Access to healthcare for trans people received a wave of coverage following a protest in Dublin last January. The protest hoped to highlight what organisers said is the abject failure of the state to provide adequate access to healthcare.
Trans people looking to access healthcare in the country have always faced a Herculean task. There are only two gender clinics in the state, In Galway and Dublin; they’re both considerably under-resourced, and patients can expect to wait at least a year before accessing endocrine services
In many ways, this is because of an overly medicalised model of treatment where patients must present themselves to their GP to be referred to mental health professionals. They then must obtain a specific psychiatric diagnosis to be referred on to a specialised service which will only accept diagnoses from a limited number of specialists, which it claims is essential to ensuring unfit people don’t transition.

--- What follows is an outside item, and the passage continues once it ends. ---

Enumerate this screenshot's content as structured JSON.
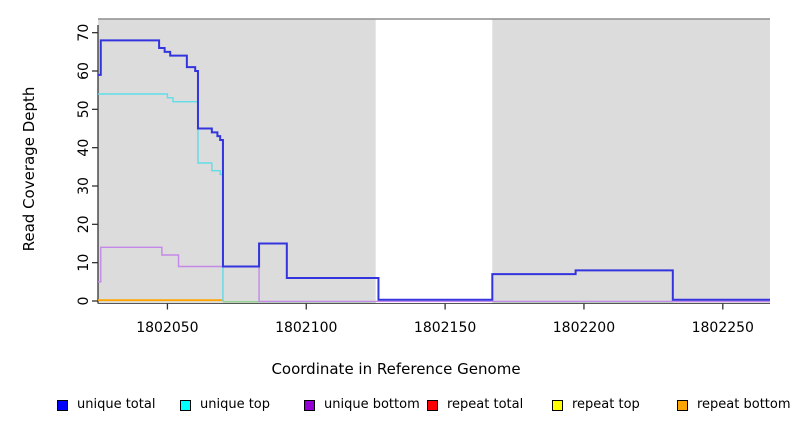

310 patients currently attend at Loughlinstown, Dublin and 70 in Galway, with around 120 people awaiting appointments in Dublin and 40 in Galway. Wait times can range from anything from six months to a year, and often longer, and concerns have been raised about the impact these delays have on the mental health and wellbeing of trans people, along with questions about the suitability of the model being practiced at the clinics.
In response to these issues, the government announced nine new posts within trans healthcare, which have been welcomed by Trans Equality Network Ireland (TENI). However there appears to be considerable confusion about how these new services will ultimately operate and what guidelines treating clinicians will follow.